Cette année, le derby entre Unionistas et Salamanca CF a été très tendu sur le terrain et les deux formations ont annoncé rompre leur maigre relation par la suite. Salamanca CF est une entité classique dans le football moderne, avec un propriétaire qui n’est pas au fait du football local et qui pense que l’argent suffit à se faire apprécier. Le stade par exemple, est la priorité de Desarrollos Empresariales Deportivos SL, le nouveau club est simplement autorisé à y jouer parce que le propriétaire a pu placer ses hommes à la tête du club. L’origine de l’argent est floue, les différents Mexicains qui mettent de l’argent dans le club expliquent que leur fortune provient du business des téléphones mobiles mais les suspicions sont grandes. Luis Manuel Lovato Pérez, l’homme qui détient l’entreprise propriétaire du stade est notamment dans l’oeil du cyclone. Selon des informations d’El Herlado de Aragón, son beau frère serait directement lié au trafic de drogue.
Contraitement, aux Unionistas, la Salamanca CF surfe sur le prestige de la UD Salamanca. Salamanca CF utilise notamment la devise : « nous ne sommes jamais partis » tandis leur voisin lui préfère: « Unión il n’y en avait qu’une ». Les propriétaires du club de l’Helmantico ont acheté tous les symboles et s’en servent sans vergogne. La direction mexicaine tente aussi d’exploiter ce lien avec la formation disparue en organisant divers hommages avec les anciennes gloires de la UDS, dans un Helmántico rarement plein.

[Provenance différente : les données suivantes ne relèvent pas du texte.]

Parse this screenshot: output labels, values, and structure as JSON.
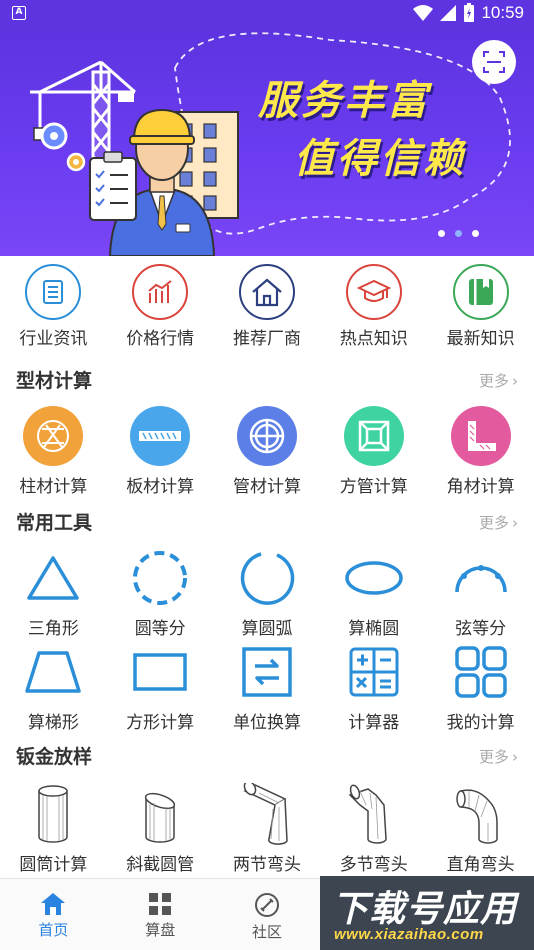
{
  "status_bar": {
    "time": "10:59",
    "notification_badge": "A"
  },
  "banner": {
    "headline_line1": "服务丰富",
    "headline_line2": "值得信赖",
    "headline_color": "#ffe94a",
    "background_color": "#6b3cf0",
    "page_count": 3,
    "active_page": 2
  },
  "quick_nav": [
    {
      "label": "行业资讯",
      "icon": "news-list-icon",
      "color": "#2a8fd8"
    },
    {
      "label": "价格行情",
      "icon": "price-chart-icon",
      "color": "#d9443c"
    },
    {
      "label": "推荐厂商",
      "icon": "house-icon",
      "color": "#2c3f80"
    },
    {
      "label": "热点知识",
      "icon": "graduation-cap-icon",
      "color": "#d9443c"
    },
    {
      "label": "最新知识",
      "icon": "book-icon",
      "color": "#3aa857"
    }
  ],
  "section_profile": {
    "title": "型材计算",
    "more": "更多"
  },
  "profile_items": [
    {
      "label": "柱材计算",
      "icon": "column-icon",
      "color": "#f2a23a"
    },
    {
      "label": "板材计算",
      "icon": "plate-icon",
      "color": "#4aa6ea"
    },
    {
      "label": "管材计算",
      "icon": "pipe-icon",
      "color": "#5b7fe6"
    },
    {
      "label": "方管计算",
      "icon": "square-tube-icon",
      "color": "#3fd3a2"
    },
    {
      "label": "角材计算",
      "icon": "angle-steel-icon",
      "color": "#e35a9e"
    }
  ],
  "section_tools": {
    "title": "常用工具",
    "more": "更多"
  },
  "tools_row1": [
    {
      "label": "三角形",
      "icon": "triangle-icon"
    },
    {
      "label": "圆等分",
      "icon": "dashed-circle-icon"
    },
    {
      "label": "算圆弧",
      "icon": "arc-icon"
    },
    {
      "label": "算椭圆",
      "icon": "ellipse-icon"
    },
    {
      "label": "弦等分",
      "icon": "chord-icon"
    }
  ],
  "tools_row2": [
    {
      "label": "算梯形",
      "icon": "trapezoid-icon"
    },
    {
      "label": "方形计算",
      "icon": "rectangle-icon"
    },
    {
      "label": "单位换算",
      "icon": "unit-convert-icon"
    },
    {
      "label": "计算器",
      "icon": "calculator-icon"
    },
    {
      "label": "我的计算",
      "icon": "my-calc-grid-icon"
    }
  ],
  "tool_color": "#2a8fd8",
  "section_sheet": {
    "title": "钣金放样",
    "more": "更多"
  },
  "sheet_items": [
    {
      "label": "圆筒计算",
      "icon": "cylinder-icon"
    },
    {
      "label": "斜截圆管",
      "icon": "oblique-pipe-icon"
    },
    {
      "label": "两节弯头",
      "icon": "two-section-elbow-icon"
    },
    {
      "label": "多节弯头",
      "icon": "multi-section-elbow-icon"
    },
    {
      "label": "直角弯头",
      "icon": "right-angle-elbow-icon"
    }
  ],
  "tabs": [
    {
      "label": "首页",
      "icon": "home-icon",
      "active": true
    },
    {
      "label": "算盘",
      "icon": "grid-icon",
      "active": false
    },
    {
      "label": "社区",
      "icon": "community-icon",
      "active": false
    },
    {
      "label": "",
      "icon": "",
      "active": false
    },
    {
      "label": "",
      "icon": "",
      "active": false
    }
  ],
  "watermark": {
    "title": "下载号应用",
    "url": "www.xiazaihao.com"
  }
}
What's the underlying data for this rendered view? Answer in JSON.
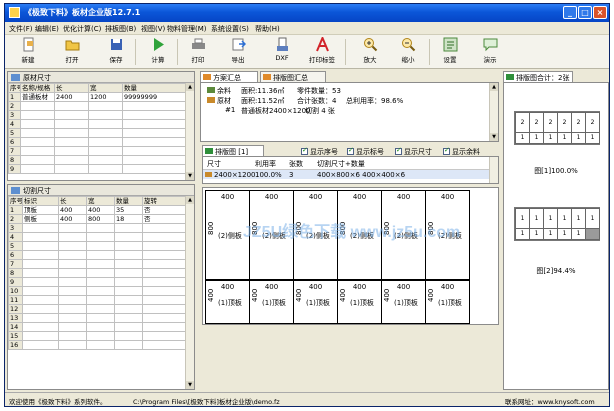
{
  "window": {
    "title": "《极致下料》板材企业版12.7.1"
  },
  "menu": [
    "文件(F)",
    "编辑(E)",
    "优化计算(C)",
    "排板图(B)",
    "视图(V)",
    "物料管理(M)",
    "系统设置(S)",
    "帮助(H)"
  ],
  "toolbar": {
    "new": "新建",
    "open": "打开",
    "save": "保存",
    "calc": "计算",
    "print": "打印",
    "export": "导出",
    "dxf": "DXF",
    "print_label": "打印标签",
    "zoom_in": "放大",
    "zoom_out": "缩小",
    "settings": "设置",
    "demo": "演示"
  },
  "raw_panel": {
    "title": "原材尺寸",
    "headers": [
      "序号",
      "名称/规格",
      "长",
      "宽",
      "数量"
    ],
    "rows": [
      [
        "1",
        "普通板材",
        "2400",
        "1200",
        "99999999"
      ],
      [
        "2"
      ],
      [
        "3"
      ],
      [
        "4"
      ],
      [
        "5"
      ],
      [
        "6"
      ],
      [
        "7"
      ],
      [
        "8"
      ],
      [
        "9"
      ]
    ]
  },
  "cut_panel": {
    "title": "切割尺寸",
    "headers": [
      "序号",
      "标识",
      "长",
      "宽",
      "数量",
      "旋转"
    ],
    "rows": [
      [
        "1",
        "顶板",
        "400",
        "400",
        "35",
        "否"
      ],
      [
        "2",
        "侧板",
        "400",
        "800",
        "18",
        "否"
      ],
      [
        "3"
      ],
      [
        "4"
      ],
      [
        "5"
      ],
      [
        "6"
      ],
      [
        "7"
      ],
      [
        "8"
      ],
      [
        "9"
      ],
      [
        "10"
      ],
      [
        "11"
      ],
      [
        "12"
      ],
      [
        "13"
      ],
      [
        "14"
      ],
      [
        "15"
      ],
      [
        "16"
      ]
    ]
  },
  "plan": {
    "tab1": "方案汇总",
    "tab2": "排版图汇总",
    "row1_label": "余料",
    "row1_area": "面积:11.36㎡",
    "row1_parts": "零件数量：53",
    "row2_label": "原材",
    "row2_area": "面积:11.52㎡",
    "row2_sheets": "合计张数：4",
    "row2_util": "总利用率：98.6%",
    "row3_no": "#1",
    "row3_name": "普通板材2400×1200",
    "row3_count": "切割 4 张"
  },
  "layout": {
    "tab": "排版图 [1]",
    "checks": [
      "显示序号",
      "显示标号",
      "显示尺寸",
      "显示余料"
    ],
    "headers": [
      "尺寸",
      "利用率",
      "张数",
      "切割尺寸+数量"
    ],
    "row": [
      "2400×1200",
      "100.0%",
      "3",
      "400×800×6  400×400×6"
    ],
    "top_cells": [
      {
        "w": "400",
        "h": "800",
        "name": "(2)侧板"
      },
      {
        "w": "400",
        "h": "800",
        "name": "(2)侧板"
      },
      {
        "w": "400",
        "h": "800",
        "name": "(2)侧板"
      },
      {
        "w": "400",
        "h": "800",
        "name": "(2)侧板"
      },
      {
        "w": "400",
        "h": "800",
        "name": "(2)侧板"
      },
      {
        "w": "400",
        "h": "800",
        "name": "(2)侧板"
      }
    ],
    "bottom_cells": [
      {
        "w": "400",
        "h": "400",
        "name": "(1)顶板"
      },
      {
        "w": "400",
        "h": "400",
        "name": "(1)顶板"
      },
      {
        "w": "400",
        "h": "400",
        "name": "(1)顶板"
      },
      {
        "w": "400",
        "h": "400",
        "name": "(1)顶板"
      },
      {
        "w": "400",
        "h": "400",
        "name": "(1)顶板"
      },
      {
        "w": "400",
        "h": "400",
        "name": "(1)顶板"
      }
    ]
  },
  "thumbs": {
    "title": "排版图合计：2张",
    "thumb1_top": [
      "2",
      "2",
      "2",
      "2",
      "2",
      "2"
    ],
    "thumb1_bottom": [
      "1",
      "1",
      "1",
      "1",
      "1",
      "1"
    ],
    "thumb1_label": "图[1]100.0%",
    "thumb2_top": [
      "1",
      "1",
      "1",
      "1",
      "1",
      "1"
    ],
    "thumb2_bottom": [
      "1",
      "1",
      "1",
      "1",
      "1"
    ],
    "thumb2_label": "图[2]94.4%"
  },
  "watermark": "JZ5U绿色下载 www.jz5u.com",
  "status": {
    "left": "欢迎使用《极致下料》系列软件。",
    "path": "C:\\Program Files\\[极致下料]板材企业版\\demo.fz",
    "right": "联系网址：www.knysoft.com"
  }
}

Le Salamanca CF a pris directement la place de l’UDS dans l’échiquier du football espagnol mais a été relégué administrativement par la suite. Les Unionistas eux ont préféré décaler leur lancement d’un an pour se doter d’une organisation solide. Les deux sont partis de la division provinciale, en 2014 pour le club des Socios, en 2015 pour l’autre. En 2018, les deux formations sont arrivées au même moment en Segunda B mais avec des logiques différentes. Les Unionistas n’en sont qu’à leur troisième e coach, et préfèrent logiquement la continuité et font preuve de patience. Du coté du SCFUDS, huit entraîneurs ont été nommés depuis 2015 avec des histoires rocambolesques comme la nomination en prête-nom de Marco Antonio Rodríguez pour permettre à un technicien sans licence de la Fédération espagnole d’exercer. L’histoire tourne vite court et le technicien non-licencié démissionne et fait le tour des médias pour expliquer la situation.

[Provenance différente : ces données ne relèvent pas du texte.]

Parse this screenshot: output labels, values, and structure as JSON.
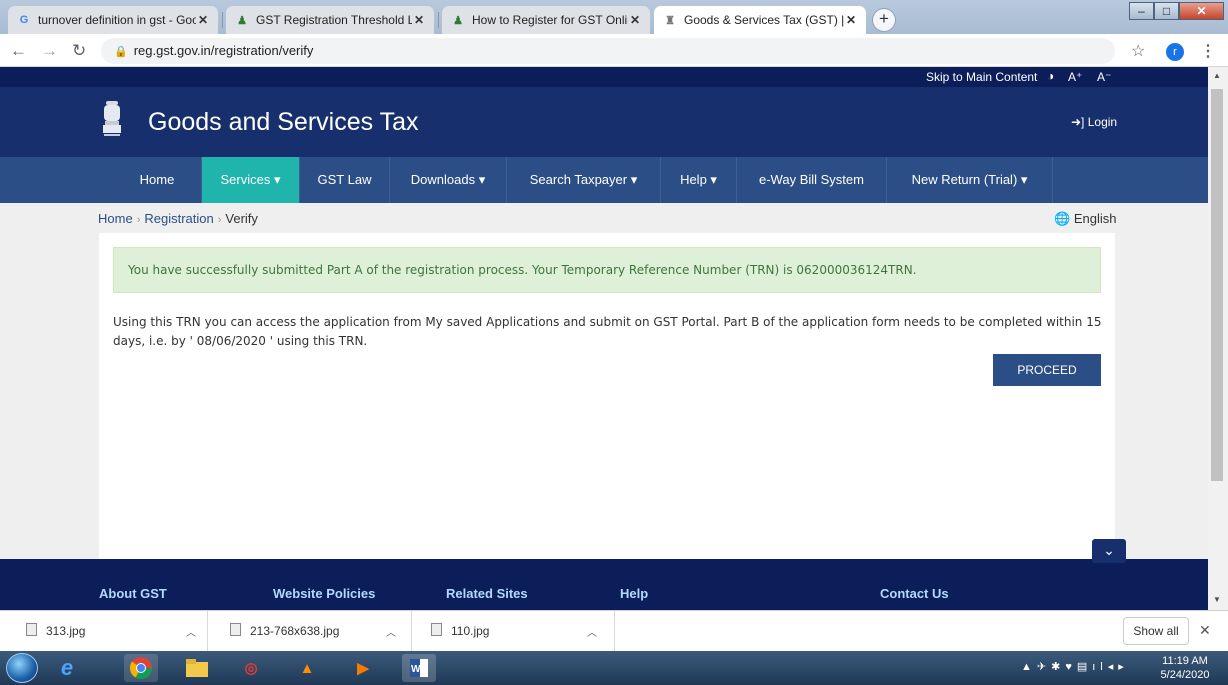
{
  "browser": {
    "tabs": [
      {
        "title": "turnover definition in gst - Goog",
        "icon": "google-icon"
      },
      {
        "title": "GST Registration Threshold Limit",
        "icon": "gst-icon"
      },
      {
        "title": "How to Register for GST Online -",
        "icon": "gst-icon"
      },
      {
        "title": "Goods & Services Tax (GST) | Reg",
        "icon": "emblem-icon"
      }
    ],
    "close_glyph": "✕",
    "new_tab": "+",
    "url": "reg.gst.gov.in/registration/verify",
    "profile_initial": "r"
  },
  "site": {
    "skip_link": "Skip to Main Content",
    "font_increase": "A⁺",
    "font_decrease": "A⁻",
    "title": "Goods and Services Tax",
    "login": "Login",
    "menu": [
      {
        "label": "Home"
      },
      {
        "label": "Services ▾"
      },
      {
        "label": "GST Law"
      },
      {
        "label": "Downloads ▾"
      },
      {
        "label": "Search Taxpayer ▾"
      },
      {
        "label": "Help ▾"
      },
      {
        "label": "e-Way Bill System"
      },
      {
        "label": "New Return (Trial) ▾"
      }
    ],
    "active_menu": "Services",
    "breadcrumb": [
      "Home",
      "Registration",
      "Verify"
    ],
    "language": "English"
  },
  "main": {
    "success_message": "You have successfully submitted Part A of the registration process. Your Temporary Reference Number (TRN) is 062000036124TRN.",
    "info_text": "Using this TRN you can access the application from My saved Applications and submit on GST Portal. Part B of the application form needs to be completed within 15 days, i.e. by ' 08/06/2020 ' using this TRN.",
    "proceed_label": "PROCEED"
  },
  "footer": {
    "links": [
      "About GST",
      "Website Policies",
      "Related Sites",
      "Help",
      "Contact Us"
    ]
  },
  "downloads": {
    "items": [
      "313.jpg",
      "213-768x638.jpg",
      "110.jpg"
    ],
    "show_all": "Show all"
  },
  "taskbar": {
    "time": "11:19 AM",
    "date": "5/24/2020"
  },
  "colors": {
    "header_bg": "#17306d",
    "menu_bg": "#2c4e86",
    "active_menu_bg": "#1fb5ad",
    "success_bg": "#dff0d8",
    "footer_bg": "#0b1e59"
  }
}
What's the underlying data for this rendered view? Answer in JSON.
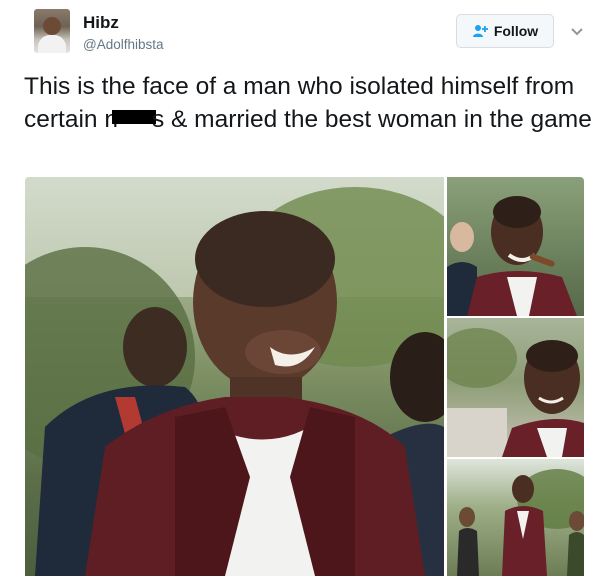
{
  "user": {
    "display_name": "Hibz",
    "handle": "@Adolfhibsta"
  },
  "follow_button": {
    "label": "Follow",
    "icon": "person-add-icon"
  },
  "menu": {
    "icon": "chevron-down-icon"
  },
  "tweet": {
    "text_part1": "This is the face of a man who isolated himself from certain n",
    "text_part2": "s & married the best woman in the game"
  },
  "colors": {
    "text": "#14171a",
    "secondary_text": "#657786",
    "button_bg": "#f5f8fa",
    "button_border": "#d7dde2",
    "follow_icon": "#1da1f2"
  }
}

Ne pas vouloir paraître différent, même face au Real Madrid, les Unionistas sont fiers de ce qu’ils ont accompli
Au vu de son positionnement et de son assise locale forte, les Unionistas sont les plus soutenus à Salamanca. L’autre formation fait réellement office de pestiférée dans la ville. Cependant, Unionistas évolue dans une annexe de l’Helmántico et a notamment organisé une cagnotte Leetchi pour supporter les coups nécessaires à la réception du Real Madrid dans des conditions acceptables. A l’heure actuelle, il est difficile de trouver une plus belle histoire que ces fans qui vont défier le Real en Copa Del Rey à domicile avec le club qu’ils ont créé dans le but de faire vivre leur amour d’antan de façon éternelle, malgré les tentatives de spoliations. Les Madrilènes sont prévenus, Las Pistas sera pleine et les Unionistas qui ont passé le tour précédent en se qualifiant aux tirs au buts face au grand Deportivo La Corogne et qui ont dû batailler pour en arriver là, ne se laisseront pas faire.